«Боже, господи! Хоть бы ты убил меня тут! – думает Оксана, обнимая полковника, – или хоть бы я на это змеей была, чтоб от моих губ-то он сырою землею почернел!»
– Да что же ты молчишь, насупилась, будто сердишься на меня? Э! Я этого тоже не люблю, ты знаешь! Ну, коли убежать хотела и тебя простили, так смейся! Смейся же, говорю тебе, смейся!.. Вот так, так… Ну, а теперь опять целуй!.. так! и опять смейся!.. Покоришься, будешь по воле жить… у меня тоже мещаночка такая была!..
Оксана сквозь слезы обнимала Панчуковского, приневоленная, ластилась к нему, скрывала горе и муки свои. А когда она оставалась одна, то рыдала, весь свет проклиная; ей особенно мучительными казались немые стены ее вышки, и она долго-долго, сама не зная о чем думает, смотрела все на узенькое окошко с железною решеткой в своей комнатке да на двери, будто все ожидая кого-то и будто не веря еще, чтобы ее мучению не могло быть когда-нибудь нежданного конца.
Зато с новым слугою полковника Оксана любила гулять в те дни, когда более и более хиревшая оберегательница ее Домаха не сходила по целым дням с своего коврика, от ее дверей, из темного уголка на верхней площадке лестницы. Аксентий Шкатулкин был человек уже не первой молодости, сильно потертый, как видно, и помятый жизнью. Он держал себя весело, но вместе с тем как-то степенно и набожно, как многие русские люди, окончательно положившие перейти от широкой и загульной жизни к покаянию, если только этому покаянию выпадало на долю действительно когда-нибудь осуществиться. Он ходил чистенько, не пил, не шумел, не бегал в шинок, тотчас сошелся со всею дворнею и часто молился вслух, особенно на сон грядущий. В его полотняной сумочке, когда он смиренно приплелся от Шульцвейна к полковнику, оказались и были замечены дворней кожаный бубен с погремушками и святцы.
– Да вы, почитай, не из духовных ли? – допрашивали его на первых порах дворовые полковника.
– О, никак нет-с! о, ей-же-богу, нет! Я простой-с… человечек так себе-с…
– Так, верно, вы из музыкантов чьих-нибудь, того-с, тягу дали?..
– О нет! и это, ей-же-богу, нет! и не из музыкантов.
– Так зачем же вам бубен да святцы?
– Когда мне скучно бывает, я помолюся; когда же весело – в бубен поиграю…
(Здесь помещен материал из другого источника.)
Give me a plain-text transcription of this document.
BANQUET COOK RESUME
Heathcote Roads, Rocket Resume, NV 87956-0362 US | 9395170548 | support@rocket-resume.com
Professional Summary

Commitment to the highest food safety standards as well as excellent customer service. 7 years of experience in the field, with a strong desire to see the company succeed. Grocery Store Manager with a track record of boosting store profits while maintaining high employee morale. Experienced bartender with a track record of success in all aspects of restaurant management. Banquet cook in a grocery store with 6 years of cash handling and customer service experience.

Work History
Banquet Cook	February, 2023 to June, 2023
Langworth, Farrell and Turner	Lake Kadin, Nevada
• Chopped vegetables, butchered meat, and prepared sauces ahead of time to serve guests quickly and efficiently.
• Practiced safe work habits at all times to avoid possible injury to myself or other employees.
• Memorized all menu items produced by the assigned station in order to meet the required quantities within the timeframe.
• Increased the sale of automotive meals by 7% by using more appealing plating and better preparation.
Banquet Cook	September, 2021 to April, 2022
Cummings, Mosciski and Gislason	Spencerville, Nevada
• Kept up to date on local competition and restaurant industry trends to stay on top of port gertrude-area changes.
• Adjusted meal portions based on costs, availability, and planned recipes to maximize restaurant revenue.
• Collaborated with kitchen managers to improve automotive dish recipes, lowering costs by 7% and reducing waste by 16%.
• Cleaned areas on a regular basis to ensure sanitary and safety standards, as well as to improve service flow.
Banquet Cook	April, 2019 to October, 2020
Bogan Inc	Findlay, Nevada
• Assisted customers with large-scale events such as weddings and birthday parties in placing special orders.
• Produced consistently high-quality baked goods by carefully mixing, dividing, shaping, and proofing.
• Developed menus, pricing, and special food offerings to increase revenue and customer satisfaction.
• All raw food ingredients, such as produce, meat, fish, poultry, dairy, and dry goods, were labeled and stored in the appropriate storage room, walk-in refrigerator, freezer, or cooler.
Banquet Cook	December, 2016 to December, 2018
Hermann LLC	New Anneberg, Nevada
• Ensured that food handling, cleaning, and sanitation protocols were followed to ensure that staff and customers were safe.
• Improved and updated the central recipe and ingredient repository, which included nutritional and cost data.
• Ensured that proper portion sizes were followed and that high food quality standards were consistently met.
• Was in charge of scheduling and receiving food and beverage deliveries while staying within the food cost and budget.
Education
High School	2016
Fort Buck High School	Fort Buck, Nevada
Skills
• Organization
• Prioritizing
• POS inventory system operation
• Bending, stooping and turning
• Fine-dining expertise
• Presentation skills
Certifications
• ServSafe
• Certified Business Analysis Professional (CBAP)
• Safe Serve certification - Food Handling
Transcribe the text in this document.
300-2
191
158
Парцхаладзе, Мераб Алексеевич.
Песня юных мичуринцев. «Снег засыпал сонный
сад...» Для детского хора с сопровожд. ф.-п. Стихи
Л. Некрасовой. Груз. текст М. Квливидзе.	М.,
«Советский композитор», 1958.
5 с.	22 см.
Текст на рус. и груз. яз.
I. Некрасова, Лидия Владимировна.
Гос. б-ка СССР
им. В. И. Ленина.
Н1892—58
– Бррраво! – закричал на это кто-то из батраков, – таких-то нам и надо!
Оксана, повторяем, не отказывалась гулять с Аксентием. Уйдет с ним за ворота, а там к батрацким избам, к овчарням, к колодезю, а часто и в поле. Сядет с ним на пригорке, слушает его, смотрит в степь на поля, как там на зиму под жито пашут, вороны за плугом ходят, или сама что-нибудь говорит Шкатулкину, облегчая душу.
– Вы вот, дядюшка Аксентий Данилыч, не то, что наш Самойло Осипыч.
– А как-с так, моя царица? говорите.
– Да вы вон тоже приставлены, а добрее его.
– Вы полагаете-с? Быть тому не может-с! Так ли?
– О как же! И еще я-с впервые, можно сказать, вижу такую услужливость, хоть вы и стары-с, дяденька.